Summary: We are a part of this world's injustice and brokenness, and need to repent, for we have too often attempted nothing or have given ourselves to pointless activity. "Only what you do for Christ will last" and that is guaranteed by His risen life.
There are just too many things that are not the way they ought to be, and I don’t like it! Are you with me? There are too many things going on that should not be going on, and when I hear about them or experience them, it disturbs me. I don’t like the brokenness I see in this world.
Earthquakes devastate Haiti and shake Chile – over 150 aftershocks in a country that, if you look at it on the map, appears to be sliding into the Pacific Ocean anyway. I wish that were not happening. I do not like that, do you?
Members of Congress, governors, City Council members, other leaders are exposed for stealing from public funds or cheating on their spouses or just plain nastiness, and I think that’s wrong. I think that’s distasteful. It’s out of order. I’m pretty sure you think that too. I do not like what is happening in our broken world.
And then there is the church, that safe haven, that place of spiritual comfort, that holy people unto the Lord; but when I read about the church I read about pedophile pastors, devious deacons, and fundamentalist phonies frothing at the mouth with mindless negativity! Even the church, sometimes, is among the things not to like in my world; even in the church injustice happens and people get hurt.
There are too many things that are not the way they ought to be, and I don’t like it, not one bit. I do not like brokenness. I do not like disasters. I do not like cheats and liars. I read somewhere that God hates and judges evil. Are you with me?

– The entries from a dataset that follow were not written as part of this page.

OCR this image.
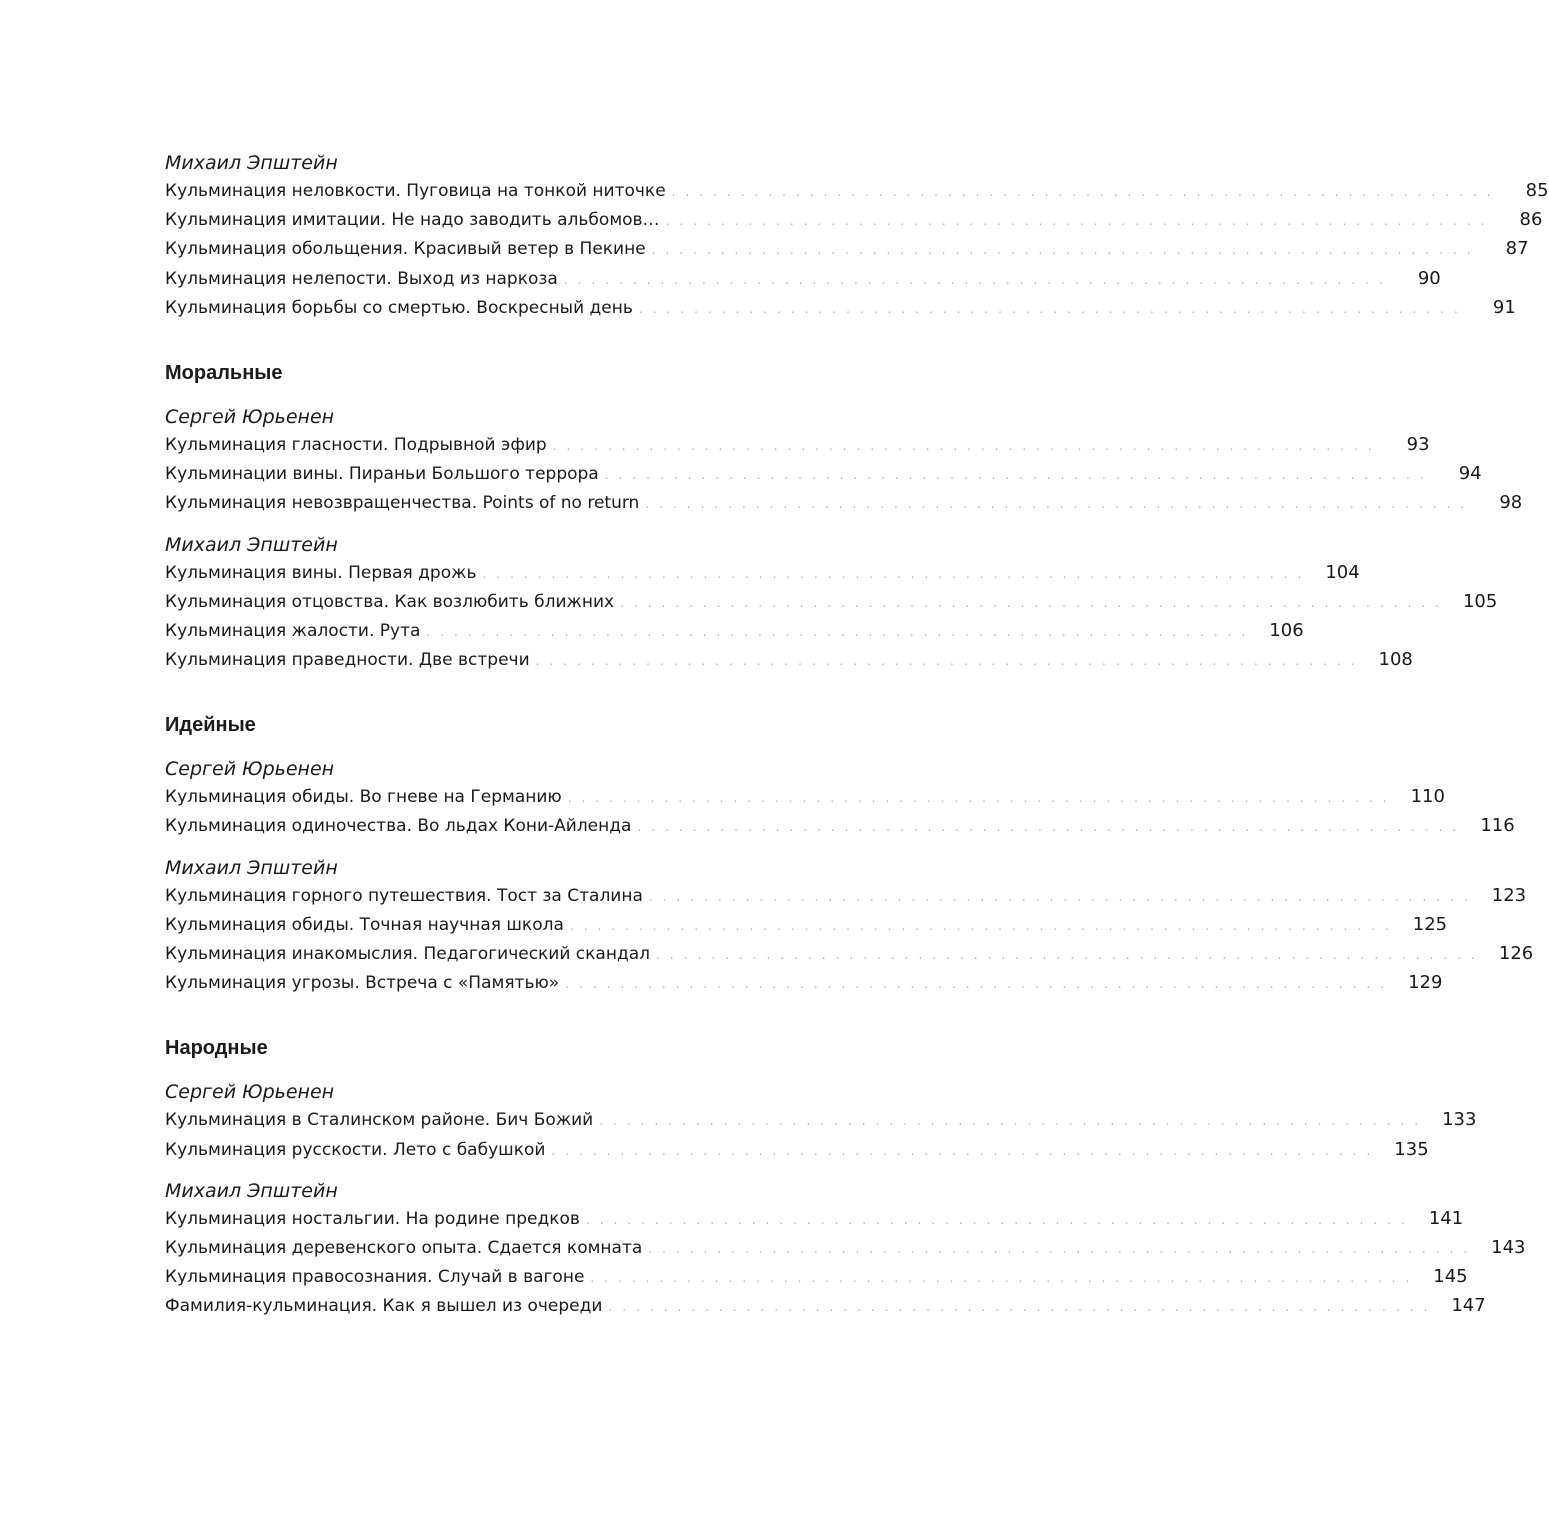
Михаил Эпштейн
Кульминация неловкости. Пуговица на тонкой ниточке ............................................................	85
Кульминация имитации. Не надо заводить альбомов… ............................................................	86
Кульминация обольщения. Красивый ветер в Пекине ............................................................	87
Кульминация нелепости. Выход из наркоза ............................................................	90
Кульминация борьбы со смертью. Воскресный день ............................................................	91
Моральные
Сергей Юрьенен
Кульминация гласности. Подрывной эфир ............................................................	93
Кульминации вины. Пираньи Большого террора ............................................................	94
Кульминация невозвращенчества. Points of no return ............................................................	98
Михаил Эпштейн
Кульминация вины. Первая дрожь ............................................................ 104
Кульминация отцовства. Как возлюбить ближних ............................................................ 105
Кульминация жалости. Рута ............................................................ 106
Кульминация праведности. Две встречи ............................................................ 108
Идейные
Сергей Юрьенен
Кульминация обиды. Во гневе на Германию ............................................................ 110
Кульминация одиночества. Во льдах Кони-Айленда ............................................................ 116
Михаил Эпштейн
Кульминация горного путешествия. Тост за Сталина ............................................................ 123
Кульминация обиды. Точная научная школа ............................................................ 125
Кульминация инакомыслия. Педагогический скандал ............................................................ 126
Кульминация угрозы. Встреча с «Памятью» ............................................................ 129
Народные
Сергей Юрьенен
Кульминация в Сталинском районе. Бич Божий ............................................................ 133
Кульминация русскости. Лето с бабушкой ............................................................ 135
Михаил Эпштейн
Кульминация ностальгии. На родине предков ............................................................ 141
Кульминация деревенского опыта. Сдается комната ............................................................ 143
Кульминация правосознания. Случай в вагоне ............................................................ 145
Фамилия-кульминация. Как я вышел из очереди ............................................................ 147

Ah, but wait. It just may be that you and I are a part of all that brokenness. It just may be that you and I are also out of order. There may be an issue with us, too. Nature is raw, leaders corrupt, the churches flawed; but Jesus, in our text this morning, will not let us go off on everybody else. He insists on our paying attention to our own hearts and reading our own motives. "Unless you repent, you will all perish as they did."
Everybody in Jerusalem knew about certain horrifying current events, every bit as distasteful as the ones we experience. There had been an egregious case of leadership lapse; Pontius Pilate, the Roman governor, had mingled the blood of some Galileans with their sacrifices – in other words, he had not only executed some of Jesus’ countrymen, but had also seen to it that that human blood was mingled with the blood of sacrificial animals on the Temple altar. Not only cruelty but also blasphemy.

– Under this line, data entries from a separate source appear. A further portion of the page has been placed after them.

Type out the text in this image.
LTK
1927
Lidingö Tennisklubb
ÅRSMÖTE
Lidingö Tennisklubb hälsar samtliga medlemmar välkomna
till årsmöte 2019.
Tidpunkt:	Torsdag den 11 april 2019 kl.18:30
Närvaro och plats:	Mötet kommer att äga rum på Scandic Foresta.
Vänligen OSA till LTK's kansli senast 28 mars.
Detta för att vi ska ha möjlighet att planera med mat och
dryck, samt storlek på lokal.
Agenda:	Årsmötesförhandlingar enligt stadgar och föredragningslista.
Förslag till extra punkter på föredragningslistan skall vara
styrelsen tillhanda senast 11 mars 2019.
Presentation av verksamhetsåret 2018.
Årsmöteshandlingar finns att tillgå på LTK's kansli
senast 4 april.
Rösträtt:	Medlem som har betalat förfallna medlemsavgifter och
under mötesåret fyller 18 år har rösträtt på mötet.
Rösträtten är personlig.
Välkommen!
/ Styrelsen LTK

Now I would guess that some people thought that these Galileans deserved their punishment; others thought that it was most unjust. But Jesus went another direction altogether; Jesus said that whether these folks were better or worse than anyone else was beside the point. They perished; and so will we all, unless we repent. That makes me squirm; how about you?
And then an undeserved disaster, the collapse of the Tower of Siloam, thought to be one of the sixty or so towers in the old city wall, perhaps also a part of the water system. We know almost nothing about the incident, but it must have been fresh on people’s minds. Eighteen people killed when a wall collapsed. Did those eighteen people deserve to die? Probably some thought so; we always find ways to blame victims. But if they deserved to die, then so did the 800 Chileans caught in the earthquake! Or the more than 200,000 Haitians wiped out by that disaster! You and I want to scream out to high heaven, "No, no, no, it’s unfair." "Pat Robertson, shut your foolish mouth." They did not deserve to die, and we would like for Jesus to explain the injustice. But about the eighteen who died at Siloam Jesus only says, "Unless you repent, you will all perish as they did."
What ever does that mean? Small comfort in that word. There are just too many things that are not the way they ought to be, we don’t like it, and Jesus speaks to us only of our repentance, of our need to turn around. Are we a part of the problem? Are you and I, reasonably good, ordinary middle-of-the-road law-abiding citizens – are we out of order too?
So Jesus then moves on beyond the shock and dismay we feel about His repentance command and tells a parable, the parable of the vineyard owner who planted a fig tree. The fig tree sat there and did nothing for three years, and the owner wanted to cut it down. But the gardener asked for one more year, just one more chance, to see if it would bear fruit. Next year, no fruit, we cut it down. Unless you repent, you will also perish. A word that is hard to hear; but, in the midst of a world full of unpleasant experiences, disastrous moments, and unjust corruption, a word you and I need to hear.